Cologne's Apple store didn't have a US iPhone 5 in stock and the technician offered to order one for us. However, the phone would not arrive for a week, and we would be in London by then. So we made an Apple store genius bar appointment at London's Stratford City-Westfield location near the Olympic Park. WARNING: we made this appointment a week in advance, which is standard for Genius Bar schedules in Europe. (For laptop appointments, the wait is longer.)


The London store gave us the same answer, but they ordered the US version of the phone in hopes that it would arrive before we depart for Paris. We have already made appointments in Paris, but we suspect my husband will have to replace his phone at home.


The other, though expensive, option was to buy a new European version of the phone and use the old SIM car. But the price to do that was between 550 and 600 euros. The replacement price was 250 euros.

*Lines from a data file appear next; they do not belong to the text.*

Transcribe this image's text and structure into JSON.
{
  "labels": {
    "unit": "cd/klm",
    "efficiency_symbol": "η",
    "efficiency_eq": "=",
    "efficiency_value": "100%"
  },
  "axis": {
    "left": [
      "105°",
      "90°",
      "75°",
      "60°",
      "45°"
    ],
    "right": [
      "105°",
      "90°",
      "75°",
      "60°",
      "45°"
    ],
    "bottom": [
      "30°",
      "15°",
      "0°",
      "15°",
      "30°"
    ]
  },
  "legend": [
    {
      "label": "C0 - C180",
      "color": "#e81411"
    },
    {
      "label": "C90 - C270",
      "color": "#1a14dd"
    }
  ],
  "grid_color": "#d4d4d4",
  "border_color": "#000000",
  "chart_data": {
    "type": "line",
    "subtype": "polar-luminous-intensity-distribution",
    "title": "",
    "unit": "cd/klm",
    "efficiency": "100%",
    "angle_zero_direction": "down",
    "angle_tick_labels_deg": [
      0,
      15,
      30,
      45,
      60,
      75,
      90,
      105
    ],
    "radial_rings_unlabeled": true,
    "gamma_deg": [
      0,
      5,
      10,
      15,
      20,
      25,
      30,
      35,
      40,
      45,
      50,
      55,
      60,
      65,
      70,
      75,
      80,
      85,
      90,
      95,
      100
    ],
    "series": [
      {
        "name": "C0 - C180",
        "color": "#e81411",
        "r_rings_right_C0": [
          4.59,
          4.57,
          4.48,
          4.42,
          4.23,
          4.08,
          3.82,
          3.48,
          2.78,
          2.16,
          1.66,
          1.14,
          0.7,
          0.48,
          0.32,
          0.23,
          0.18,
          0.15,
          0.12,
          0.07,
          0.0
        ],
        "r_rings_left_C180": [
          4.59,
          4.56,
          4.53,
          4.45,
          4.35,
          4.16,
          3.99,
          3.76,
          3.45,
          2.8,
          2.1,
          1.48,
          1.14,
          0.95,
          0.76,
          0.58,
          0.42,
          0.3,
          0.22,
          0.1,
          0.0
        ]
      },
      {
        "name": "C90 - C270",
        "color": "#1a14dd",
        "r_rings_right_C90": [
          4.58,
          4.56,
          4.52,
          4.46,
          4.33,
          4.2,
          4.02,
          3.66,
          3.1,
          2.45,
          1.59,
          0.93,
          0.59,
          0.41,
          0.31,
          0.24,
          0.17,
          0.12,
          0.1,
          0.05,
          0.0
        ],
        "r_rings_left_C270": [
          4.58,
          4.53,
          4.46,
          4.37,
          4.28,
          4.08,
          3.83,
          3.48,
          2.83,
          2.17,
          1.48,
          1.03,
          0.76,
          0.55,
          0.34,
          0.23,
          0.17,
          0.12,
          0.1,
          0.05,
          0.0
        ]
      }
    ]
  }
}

NO cooperation between Apple stores in different countries. We made FOUR visits to Apple stores—Cologne, London, and twice to the Paris Louvre store—before my husband was finally able to exchange his water-damaged iPhone 5 with a replacement. He bought his replacement for 249 euros, only 1 1/2 days before he finished his three-week Europe vacation. The Louvre Apple store (which is underground in the Carousel shopping mall) was packed with confused and anxious Apple product users. Some customer assistants spoke English, some did not, but we don't expect foreign language use in such stores. I don't understand why #Apple does not come up with a simpler system that would reduce the confusion in all of their stores, including the US locales.

There must be a better way to take your iPhone to Europe. And yes, the morale of the story is NOT to drop the phone in water while on vacation.